It’s not just massive Fortune 500 firms that can benefit from the discipline of quarterly planning and reporting – it can also be an equally essential tool for small businesses. In this piece, we’ll help you steal a trick or two from the big boys by breaking down four reasons why quarterly planning also makes perfect sense for most smaller scale operations.
- It Shows You’re An Increasingly Mature Business
Biting the bullet of quarterly planning sends a powerful message to yourself, your team, and the outside world. It says that you’re dealing with an organisation that’s both built to last and laser-focused on the here and now.
Most early-stage entrepreneurial efforts are dominated by a potentially unfortunate mix of short-term panic and looming worries about annual performance. The shift to quarterly planning shows you’re over the initial hump and starting to think about your business in a much more structured manner.
- It Gives You Nicely Optimised Time Windows
Thinking about your year in three-month increments lets you hit a particular sweet spot in terms of both being able to plan genuinely large projects and react quickly when necessary. A three month window gives you time to set specific goals which can then be broken down into achievable milestones.
It also helps avoid the risk of falling into pie-in-the-sky projects with little to no chance of a successful conclusion. Nine weeks is a near ideal amount of time to get something done and effectively review how far you’ve actually come.

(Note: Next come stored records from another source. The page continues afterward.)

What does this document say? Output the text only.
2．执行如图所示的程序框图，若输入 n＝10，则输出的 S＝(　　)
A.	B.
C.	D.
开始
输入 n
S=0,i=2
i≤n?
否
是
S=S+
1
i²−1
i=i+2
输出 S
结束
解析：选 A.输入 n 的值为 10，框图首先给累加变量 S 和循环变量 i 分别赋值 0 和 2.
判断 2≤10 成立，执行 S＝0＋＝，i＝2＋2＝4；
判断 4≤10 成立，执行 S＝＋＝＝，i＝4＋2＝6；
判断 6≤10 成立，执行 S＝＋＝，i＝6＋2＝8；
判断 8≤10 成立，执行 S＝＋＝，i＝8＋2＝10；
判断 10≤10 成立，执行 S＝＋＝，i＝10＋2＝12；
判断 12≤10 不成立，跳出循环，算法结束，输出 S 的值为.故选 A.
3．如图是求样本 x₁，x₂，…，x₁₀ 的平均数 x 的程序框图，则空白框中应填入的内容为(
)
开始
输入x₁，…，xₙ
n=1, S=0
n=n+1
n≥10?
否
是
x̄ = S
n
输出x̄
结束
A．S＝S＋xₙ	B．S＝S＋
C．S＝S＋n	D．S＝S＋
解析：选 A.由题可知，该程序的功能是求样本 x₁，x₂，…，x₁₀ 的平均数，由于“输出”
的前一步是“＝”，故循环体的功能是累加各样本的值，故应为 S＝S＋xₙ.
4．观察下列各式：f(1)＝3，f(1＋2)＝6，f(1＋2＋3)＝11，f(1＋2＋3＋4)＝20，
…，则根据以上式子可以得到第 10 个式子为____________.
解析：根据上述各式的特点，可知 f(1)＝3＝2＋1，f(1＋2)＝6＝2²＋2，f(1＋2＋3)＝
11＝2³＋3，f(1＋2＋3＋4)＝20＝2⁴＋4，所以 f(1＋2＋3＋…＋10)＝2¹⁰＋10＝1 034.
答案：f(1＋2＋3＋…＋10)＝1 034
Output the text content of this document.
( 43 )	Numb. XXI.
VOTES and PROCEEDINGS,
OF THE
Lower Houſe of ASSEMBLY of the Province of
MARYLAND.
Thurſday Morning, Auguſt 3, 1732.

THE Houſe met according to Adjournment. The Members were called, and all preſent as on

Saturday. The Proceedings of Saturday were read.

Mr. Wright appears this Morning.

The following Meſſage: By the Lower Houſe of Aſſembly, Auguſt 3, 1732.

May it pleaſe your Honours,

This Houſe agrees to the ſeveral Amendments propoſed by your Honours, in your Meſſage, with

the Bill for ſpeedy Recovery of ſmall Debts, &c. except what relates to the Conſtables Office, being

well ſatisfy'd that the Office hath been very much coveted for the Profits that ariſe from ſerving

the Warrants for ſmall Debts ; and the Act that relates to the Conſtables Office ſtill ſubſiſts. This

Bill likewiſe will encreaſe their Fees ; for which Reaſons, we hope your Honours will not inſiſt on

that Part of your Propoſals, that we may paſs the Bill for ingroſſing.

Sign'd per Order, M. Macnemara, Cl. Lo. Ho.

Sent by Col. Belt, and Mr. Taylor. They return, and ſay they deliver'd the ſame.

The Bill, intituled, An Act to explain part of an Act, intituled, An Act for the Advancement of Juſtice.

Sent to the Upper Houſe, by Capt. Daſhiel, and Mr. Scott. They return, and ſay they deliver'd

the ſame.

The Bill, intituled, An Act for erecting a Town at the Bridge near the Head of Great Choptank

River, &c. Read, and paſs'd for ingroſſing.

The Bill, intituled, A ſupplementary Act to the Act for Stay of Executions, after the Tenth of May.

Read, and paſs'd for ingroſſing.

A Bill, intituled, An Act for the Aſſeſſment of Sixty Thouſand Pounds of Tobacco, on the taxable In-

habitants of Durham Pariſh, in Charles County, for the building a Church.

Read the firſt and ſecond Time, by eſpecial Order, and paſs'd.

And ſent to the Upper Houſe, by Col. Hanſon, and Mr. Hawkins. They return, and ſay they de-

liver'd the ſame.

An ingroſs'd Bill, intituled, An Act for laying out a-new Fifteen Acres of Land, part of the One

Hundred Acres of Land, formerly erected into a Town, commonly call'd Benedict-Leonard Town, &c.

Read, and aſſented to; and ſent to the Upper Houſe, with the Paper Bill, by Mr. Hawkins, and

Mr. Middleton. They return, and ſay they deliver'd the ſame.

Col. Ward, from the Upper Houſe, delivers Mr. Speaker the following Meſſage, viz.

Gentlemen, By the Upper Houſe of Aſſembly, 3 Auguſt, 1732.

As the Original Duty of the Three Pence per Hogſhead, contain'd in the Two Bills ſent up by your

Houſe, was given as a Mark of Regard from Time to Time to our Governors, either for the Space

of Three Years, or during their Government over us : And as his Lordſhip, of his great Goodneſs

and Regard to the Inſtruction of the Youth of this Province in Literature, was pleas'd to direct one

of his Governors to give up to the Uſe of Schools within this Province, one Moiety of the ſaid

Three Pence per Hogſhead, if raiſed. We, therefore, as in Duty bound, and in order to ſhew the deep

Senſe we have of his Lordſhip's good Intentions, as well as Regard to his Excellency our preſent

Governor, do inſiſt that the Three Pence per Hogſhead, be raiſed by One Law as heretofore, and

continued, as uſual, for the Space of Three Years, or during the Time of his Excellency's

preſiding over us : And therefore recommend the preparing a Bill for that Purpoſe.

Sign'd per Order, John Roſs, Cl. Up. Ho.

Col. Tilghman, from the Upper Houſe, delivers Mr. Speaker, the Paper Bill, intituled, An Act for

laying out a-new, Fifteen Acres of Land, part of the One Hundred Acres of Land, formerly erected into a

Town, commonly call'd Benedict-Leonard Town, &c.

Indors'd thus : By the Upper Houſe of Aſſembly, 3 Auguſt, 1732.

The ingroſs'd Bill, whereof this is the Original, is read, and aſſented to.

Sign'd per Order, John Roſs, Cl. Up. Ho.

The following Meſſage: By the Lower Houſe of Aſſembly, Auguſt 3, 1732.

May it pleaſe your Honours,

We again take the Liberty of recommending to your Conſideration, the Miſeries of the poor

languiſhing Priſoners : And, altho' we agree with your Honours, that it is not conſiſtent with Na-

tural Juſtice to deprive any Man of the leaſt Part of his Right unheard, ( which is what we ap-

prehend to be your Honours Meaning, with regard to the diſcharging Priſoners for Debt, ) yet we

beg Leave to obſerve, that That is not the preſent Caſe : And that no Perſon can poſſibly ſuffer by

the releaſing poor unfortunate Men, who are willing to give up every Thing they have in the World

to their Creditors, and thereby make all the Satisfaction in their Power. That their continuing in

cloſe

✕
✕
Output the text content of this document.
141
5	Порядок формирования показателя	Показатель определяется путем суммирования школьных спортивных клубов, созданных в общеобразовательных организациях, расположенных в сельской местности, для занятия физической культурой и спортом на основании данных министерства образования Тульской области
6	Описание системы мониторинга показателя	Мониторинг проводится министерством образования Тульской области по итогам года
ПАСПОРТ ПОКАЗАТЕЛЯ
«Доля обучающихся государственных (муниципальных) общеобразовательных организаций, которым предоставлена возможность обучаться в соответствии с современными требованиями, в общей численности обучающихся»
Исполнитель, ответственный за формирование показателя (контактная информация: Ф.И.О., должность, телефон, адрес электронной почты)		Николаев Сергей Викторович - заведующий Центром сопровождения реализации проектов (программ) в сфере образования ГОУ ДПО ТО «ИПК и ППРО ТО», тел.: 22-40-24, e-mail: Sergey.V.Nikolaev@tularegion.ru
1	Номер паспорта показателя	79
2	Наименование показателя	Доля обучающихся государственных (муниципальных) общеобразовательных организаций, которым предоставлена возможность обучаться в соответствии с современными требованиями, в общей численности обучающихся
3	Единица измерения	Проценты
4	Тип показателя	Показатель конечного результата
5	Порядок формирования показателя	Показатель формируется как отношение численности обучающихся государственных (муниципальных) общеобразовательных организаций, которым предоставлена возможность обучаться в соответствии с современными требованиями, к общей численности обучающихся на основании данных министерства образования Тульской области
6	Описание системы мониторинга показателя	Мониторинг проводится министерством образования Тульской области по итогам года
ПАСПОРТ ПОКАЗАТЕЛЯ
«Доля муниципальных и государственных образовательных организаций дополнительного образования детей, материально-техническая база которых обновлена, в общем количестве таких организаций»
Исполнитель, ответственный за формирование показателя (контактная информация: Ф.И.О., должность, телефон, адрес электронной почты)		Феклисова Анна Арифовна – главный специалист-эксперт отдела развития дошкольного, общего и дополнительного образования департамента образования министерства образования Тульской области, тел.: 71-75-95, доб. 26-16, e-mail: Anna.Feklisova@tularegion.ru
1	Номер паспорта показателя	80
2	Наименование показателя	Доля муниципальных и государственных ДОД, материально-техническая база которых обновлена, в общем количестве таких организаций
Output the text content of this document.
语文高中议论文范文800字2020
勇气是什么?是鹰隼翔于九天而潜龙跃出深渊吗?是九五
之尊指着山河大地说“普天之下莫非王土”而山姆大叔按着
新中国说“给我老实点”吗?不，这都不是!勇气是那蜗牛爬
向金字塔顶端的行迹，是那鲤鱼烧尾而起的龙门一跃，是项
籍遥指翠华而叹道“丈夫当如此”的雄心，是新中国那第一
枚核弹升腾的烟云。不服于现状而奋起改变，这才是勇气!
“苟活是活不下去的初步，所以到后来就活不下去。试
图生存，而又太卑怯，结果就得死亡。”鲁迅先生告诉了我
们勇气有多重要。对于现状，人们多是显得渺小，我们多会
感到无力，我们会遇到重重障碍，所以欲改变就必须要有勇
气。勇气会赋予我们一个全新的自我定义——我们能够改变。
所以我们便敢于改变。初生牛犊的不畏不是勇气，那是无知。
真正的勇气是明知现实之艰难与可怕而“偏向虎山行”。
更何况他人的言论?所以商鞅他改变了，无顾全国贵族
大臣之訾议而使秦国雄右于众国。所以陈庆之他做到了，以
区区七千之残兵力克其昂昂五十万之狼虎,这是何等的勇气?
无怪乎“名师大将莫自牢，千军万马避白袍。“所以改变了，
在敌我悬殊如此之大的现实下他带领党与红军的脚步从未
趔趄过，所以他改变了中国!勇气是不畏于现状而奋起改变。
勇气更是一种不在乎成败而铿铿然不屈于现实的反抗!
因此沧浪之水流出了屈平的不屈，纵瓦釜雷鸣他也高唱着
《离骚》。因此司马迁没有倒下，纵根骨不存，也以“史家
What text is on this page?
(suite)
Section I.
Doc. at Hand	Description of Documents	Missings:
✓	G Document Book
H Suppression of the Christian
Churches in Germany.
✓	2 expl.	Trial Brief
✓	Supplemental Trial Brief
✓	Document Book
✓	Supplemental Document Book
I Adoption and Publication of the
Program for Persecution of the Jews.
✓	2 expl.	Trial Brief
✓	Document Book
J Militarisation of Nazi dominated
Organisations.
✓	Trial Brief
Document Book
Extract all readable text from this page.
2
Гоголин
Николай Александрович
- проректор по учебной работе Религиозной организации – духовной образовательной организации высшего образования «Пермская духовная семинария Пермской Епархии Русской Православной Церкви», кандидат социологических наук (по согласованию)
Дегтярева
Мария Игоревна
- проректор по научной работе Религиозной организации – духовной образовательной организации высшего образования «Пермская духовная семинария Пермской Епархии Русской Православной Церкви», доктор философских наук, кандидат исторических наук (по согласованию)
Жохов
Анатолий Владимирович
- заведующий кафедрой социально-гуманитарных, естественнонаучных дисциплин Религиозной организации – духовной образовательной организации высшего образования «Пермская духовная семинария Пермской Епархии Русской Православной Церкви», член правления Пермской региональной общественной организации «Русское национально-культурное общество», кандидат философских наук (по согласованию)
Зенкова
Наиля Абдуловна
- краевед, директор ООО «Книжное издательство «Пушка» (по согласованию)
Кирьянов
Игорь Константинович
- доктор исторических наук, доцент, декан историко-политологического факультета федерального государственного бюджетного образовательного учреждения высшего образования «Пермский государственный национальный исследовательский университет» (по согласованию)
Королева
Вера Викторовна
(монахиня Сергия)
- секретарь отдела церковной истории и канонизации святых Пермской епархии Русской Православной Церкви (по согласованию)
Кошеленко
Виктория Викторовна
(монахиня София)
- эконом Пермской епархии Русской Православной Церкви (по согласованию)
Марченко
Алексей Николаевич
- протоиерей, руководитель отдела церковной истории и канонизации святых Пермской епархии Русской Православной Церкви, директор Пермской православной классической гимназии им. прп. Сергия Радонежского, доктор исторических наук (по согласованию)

- It Makes Managing People Easier
Management is a classic bugbear of many fledgeling entrepreneurs. It’s hard enough getting your own work done half the time when you’re starting off – managing that of others can be a genuinely daunting prospect.
Moving to a quarterly planning model makes organising your team substantially easier. Rather than giving your team vague annual goals (or ridiculous “stretch” targets), you’ll be able to break their work down into achievable chunks and easily schedule natural review or checking-in phases around a nine-week schedule. Long story short, it keeps you closer to your team and them closer to their goals so it’s win-win all around.
- It Gives You Meaningful Reference Points Down the Line
As you get up and running with your new quarterly reality, you’ll find a pleasant degree of clarity starting to hit in year two in particular. With a solid year of quarterly planning and performance behind you, you now have meaningful metrics for past years to compare current efforts against. Particularly in seasonally-driven businesses, this ability to look at previous performance in quarters rather than years can be invaluable.
The four points we’ve covered above are by no means the only ones in favour of moving to a quarterly planning model, but hopefully they’re enough to start you thinking seriously about it. While you’re looking at a little extra effort up front to get everybody on board, the payoffs down the road in terms of general clarity, focus, and accurate reporting are more than worth it!